If that’s too far out for you, the agency estimates that if oil consumption grows by just 1.4% a year by 2014 global oil consumption will top 89 million barrels a day, about four million barrels a day above current levels of consumption.

Which wouldn’t be so much of an issue except that growth in global oil supply is slowing for reasons that range from the difficulty of finding new oil to financial constraints due to the Great Recession to moves like those by ExxonMobil and Devon Energy.

In June the International Energy Agency cut its forecast for oil supply capacity growth during 2008-2014 to 4 million barrels. That would match the projected increase in global oil consumption by 2014.

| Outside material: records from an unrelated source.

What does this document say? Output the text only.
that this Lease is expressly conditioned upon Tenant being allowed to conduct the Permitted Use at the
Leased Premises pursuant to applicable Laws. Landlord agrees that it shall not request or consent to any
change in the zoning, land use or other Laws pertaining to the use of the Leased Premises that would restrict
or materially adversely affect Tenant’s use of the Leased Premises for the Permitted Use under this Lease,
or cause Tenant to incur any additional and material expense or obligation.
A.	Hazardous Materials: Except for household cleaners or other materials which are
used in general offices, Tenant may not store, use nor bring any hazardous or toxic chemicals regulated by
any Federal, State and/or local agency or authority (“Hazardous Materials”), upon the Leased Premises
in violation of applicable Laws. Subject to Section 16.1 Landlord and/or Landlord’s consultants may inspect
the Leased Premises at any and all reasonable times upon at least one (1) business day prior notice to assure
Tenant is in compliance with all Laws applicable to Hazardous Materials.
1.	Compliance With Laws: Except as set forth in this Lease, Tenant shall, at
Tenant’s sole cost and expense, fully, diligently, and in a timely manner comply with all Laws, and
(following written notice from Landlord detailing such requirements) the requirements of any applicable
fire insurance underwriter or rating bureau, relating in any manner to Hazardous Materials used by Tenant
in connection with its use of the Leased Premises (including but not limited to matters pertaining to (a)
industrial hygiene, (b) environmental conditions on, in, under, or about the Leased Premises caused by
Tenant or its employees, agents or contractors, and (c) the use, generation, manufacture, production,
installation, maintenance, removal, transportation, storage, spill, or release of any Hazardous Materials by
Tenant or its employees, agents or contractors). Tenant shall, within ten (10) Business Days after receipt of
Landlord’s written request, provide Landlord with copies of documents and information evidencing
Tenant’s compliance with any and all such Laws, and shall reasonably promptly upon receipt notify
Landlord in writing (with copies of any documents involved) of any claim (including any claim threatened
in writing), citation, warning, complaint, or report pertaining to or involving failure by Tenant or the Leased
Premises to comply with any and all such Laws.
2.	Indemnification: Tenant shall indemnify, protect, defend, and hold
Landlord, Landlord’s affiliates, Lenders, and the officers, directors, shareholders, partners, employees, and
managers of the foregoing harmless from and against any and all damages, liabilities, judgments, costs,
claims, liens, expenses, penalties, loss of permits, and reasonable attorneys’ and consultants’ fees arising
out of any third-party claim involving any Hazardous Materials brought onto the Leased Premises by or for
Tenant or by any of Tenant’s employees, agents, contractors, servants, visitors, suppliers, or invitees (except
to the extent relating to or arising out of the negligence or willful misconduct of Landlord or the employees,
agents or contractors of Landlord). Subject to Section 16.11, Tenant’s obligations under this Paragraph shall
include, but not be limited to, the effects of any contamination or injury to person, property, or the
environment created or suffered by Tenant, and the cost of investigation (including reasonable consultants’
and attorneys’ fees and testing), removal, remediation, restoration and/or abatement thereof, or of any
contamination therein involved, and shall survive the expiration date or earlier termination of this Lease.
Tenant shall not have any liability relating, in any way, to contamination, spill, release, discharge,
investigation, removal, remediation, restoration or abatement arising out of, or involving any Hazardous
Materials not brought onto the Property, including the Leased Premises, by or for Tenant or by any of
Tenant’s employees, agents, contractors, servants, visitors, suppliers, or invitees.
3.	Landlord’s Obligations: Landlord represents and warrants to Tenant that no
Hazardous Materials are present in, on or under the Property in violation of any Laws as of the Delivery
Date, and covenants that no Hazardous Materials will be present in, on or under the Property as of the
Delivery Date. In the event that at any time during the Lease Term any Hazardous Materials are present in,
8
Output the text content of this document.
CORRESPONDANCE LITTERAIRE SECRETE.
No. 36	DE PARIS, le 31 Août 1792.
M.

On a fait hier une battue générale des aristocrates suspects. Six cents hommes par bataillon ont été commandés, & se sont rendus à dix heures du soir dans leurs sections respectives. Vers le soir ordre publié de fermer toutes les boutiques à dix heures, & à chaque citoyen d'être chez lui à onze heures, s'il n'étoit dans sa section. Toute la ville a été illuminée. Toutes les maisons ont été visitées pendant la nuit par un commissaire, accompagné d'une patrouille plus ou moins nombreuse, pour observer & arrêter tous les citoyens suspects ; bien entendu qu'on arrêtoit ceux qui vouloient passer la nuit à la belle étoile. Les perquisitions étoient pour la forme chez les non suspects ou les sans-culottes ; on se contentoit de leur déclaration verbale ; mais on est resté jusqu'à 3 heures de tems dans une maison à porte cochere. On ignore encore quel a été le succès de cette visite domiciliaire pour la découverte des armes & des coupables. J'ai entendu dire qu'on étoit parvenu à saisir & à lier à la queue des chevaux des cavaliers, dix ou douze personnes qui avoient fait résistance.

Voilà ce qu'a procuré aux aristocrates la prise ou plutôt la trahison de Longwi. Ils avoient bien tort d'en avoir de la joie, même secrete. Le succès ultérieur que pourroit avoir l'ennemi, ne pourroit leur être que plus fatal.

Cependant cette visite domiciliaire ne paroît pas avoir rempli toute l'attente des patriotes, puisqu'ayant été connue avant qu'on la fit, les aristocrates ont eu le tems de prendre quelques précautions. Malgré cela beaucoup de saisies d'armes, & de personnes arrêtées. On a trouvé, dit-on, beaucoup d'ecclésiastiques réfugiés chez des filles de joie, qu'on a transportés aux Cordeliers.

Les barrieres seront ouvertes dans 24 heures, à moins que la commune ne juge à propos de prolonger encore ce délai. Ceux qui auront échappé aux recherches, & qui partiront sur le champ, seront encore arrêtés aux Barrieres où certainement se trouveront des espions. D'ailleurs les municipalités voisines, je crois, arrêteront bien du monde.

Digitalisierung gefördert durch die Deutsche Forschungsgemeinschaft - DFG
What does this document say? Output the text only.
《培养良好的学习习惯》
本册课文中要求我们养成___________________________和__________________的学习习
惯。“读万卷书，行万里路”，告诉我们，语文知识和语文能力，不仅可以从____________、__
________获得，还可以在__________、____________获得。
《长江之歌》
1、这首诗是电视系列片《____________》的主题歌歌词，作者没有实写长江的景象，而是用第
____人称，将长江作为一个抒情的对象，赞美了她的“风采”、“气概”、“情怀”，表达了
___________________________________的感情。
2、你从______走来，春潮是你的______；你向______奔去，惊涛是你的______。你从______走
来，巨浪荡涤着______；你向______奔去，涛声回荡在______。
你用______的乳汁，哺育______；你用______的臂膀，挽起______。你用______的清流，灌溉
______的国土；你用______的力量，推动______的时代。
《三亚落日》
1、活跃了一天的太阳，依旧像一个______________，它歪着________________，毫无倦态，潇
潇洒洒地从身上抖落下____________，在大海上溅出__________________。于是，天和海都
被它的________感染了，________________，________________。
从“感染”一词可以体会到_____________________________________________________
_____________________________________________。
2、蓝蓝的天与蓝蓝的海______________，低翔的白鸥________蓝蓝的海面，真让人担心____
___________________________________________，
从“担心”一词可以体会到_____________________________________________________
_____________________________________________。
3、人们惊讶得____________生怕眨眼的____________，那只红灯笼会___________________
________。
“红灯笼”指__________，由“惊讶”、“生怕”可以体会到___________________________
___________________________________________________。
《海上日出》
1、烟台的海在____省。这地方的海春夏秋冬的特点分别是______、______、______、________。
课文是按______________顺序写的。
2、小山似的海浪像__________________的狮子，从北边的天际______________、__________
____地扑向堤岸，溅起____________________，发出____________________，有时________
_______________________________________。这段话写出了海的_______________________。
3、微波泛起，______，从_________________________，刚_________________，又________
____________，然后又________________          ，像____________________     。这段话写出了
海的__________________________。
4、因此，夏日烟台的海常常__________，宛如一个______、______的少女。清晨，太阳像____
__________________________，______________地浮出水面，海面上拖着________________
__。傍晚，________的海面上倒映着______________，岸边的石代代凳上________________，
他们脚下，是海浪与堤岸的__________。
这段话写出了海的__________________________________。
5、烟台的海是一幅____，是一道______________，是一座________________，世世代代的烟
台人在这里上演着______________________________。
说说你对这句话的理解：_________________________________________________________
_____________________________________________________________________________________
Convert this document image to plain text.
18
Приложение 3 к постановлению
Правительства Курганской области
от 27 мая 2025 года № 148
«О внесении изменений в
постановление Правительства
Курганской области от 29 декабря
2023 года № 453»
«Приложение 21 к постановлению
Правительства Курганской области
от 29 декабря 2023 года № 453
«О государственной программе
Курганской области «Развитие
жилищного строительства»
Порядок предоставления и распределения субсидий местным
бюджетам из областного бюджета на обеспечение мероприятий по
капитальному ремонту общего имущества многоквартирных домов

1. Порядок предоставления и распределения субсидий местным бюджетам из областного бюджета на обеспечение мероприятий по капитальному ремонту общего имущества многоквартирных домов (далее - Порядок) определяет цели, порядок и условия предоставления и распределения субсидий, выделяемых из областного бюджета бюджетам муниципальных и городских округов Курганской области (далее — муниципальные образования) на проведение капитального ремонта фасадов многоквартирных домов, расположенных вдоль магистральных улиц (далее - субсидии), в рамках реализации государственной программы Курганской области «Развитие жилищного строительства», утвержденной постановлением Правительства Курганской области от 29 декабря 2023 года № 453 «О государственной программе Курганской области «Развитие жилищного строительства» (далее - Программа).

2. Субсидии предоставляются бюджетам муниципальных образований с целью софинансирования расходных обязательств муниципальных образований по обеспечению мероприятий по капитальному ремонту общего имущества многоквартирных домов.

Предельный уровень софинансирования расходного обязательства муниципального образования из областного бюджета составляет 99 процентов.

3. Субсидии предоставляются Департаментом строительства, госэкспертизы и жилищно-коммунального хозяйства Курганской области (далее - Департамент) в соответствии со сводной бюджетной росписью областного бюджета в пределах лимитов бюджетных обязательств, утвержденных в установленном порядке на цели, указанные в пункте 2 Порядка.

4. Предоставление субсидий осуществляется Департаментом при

But I have to wonder how long that demand/supply equilibrium will last. The agency’s June forecast was for 1.5 million barrels a day of supply capacity less than the agency had projected in June 2008.

And in a wonderful piece of bureaucratic prose the agency said “Supply could be lower still were upstream spending curbs to extend beyond 2009.”

No guarantees to any of this. The forecasts for both supply and demand that far out are so dependent on changes in the global economy, politics in the Middle East, and the cost of capital that they are really little more than educated guesses.

But I’m willing to back an educated long-term guess when the near term trends say that I’m not a likely loser over the short-term no matter how the long term comes out. In the near term oil and gas stocks are a good investment as global demand recovers from the Great Recession. (Although not in the extreme short-term perhaps where the energy sector looks like it might be headed for a dip.) Making a long-term bet in a sector with the wind already at its back just adds a bit of wind speed to the trend.

How to play this long-term supply shortage is a puzzle though. If you think the shortage is limited to oil, you can’t just buy any oil and natural gas producer because a good many of them are emphasizing growth in natural gas supply and de-emphasizing growth in oil supply.

But I can think of a few that are bucking the trend and would be good candidates for making a long-term bet on a return of an oil shortage.

Apache (APA). About 50% of the company’s production consists of oil or natural gas liquid (liquids that flow with natural gas out of the well and can be converted into oil-like liquids). But the long-term story, the reason the stock is in my long-term Jubak Picks 50 portfolio is the company’s expertise in getting more oil out of older fields that the big majors have given up on.

EOG Resources (EOG). Primarily known as a North American natural gas play, the company has been quietly buying up leases in areas where it believes that its expertise in horizontal drilling and completion give it the ability to access major oil reserves. By the end of the decade the company, now 84% natural gas, is projected to have moved to 50% oil and natural gas liquids.

Petrobras (PBR). The Brazilian national oil company has discovered major new oil reserves in the South Atlantic. With the development of these fields a key to gaining Brazil more clout in the world, mere cost/benefit analysis isn’t going to stop the development of these oil resources.

I’d wait on all of these until what seems to be shaping up as a correction in energy stocks runs its course.

Full disclosure: I own shares of Apache, Devon Energy, and Petrobras in my personal portfolio.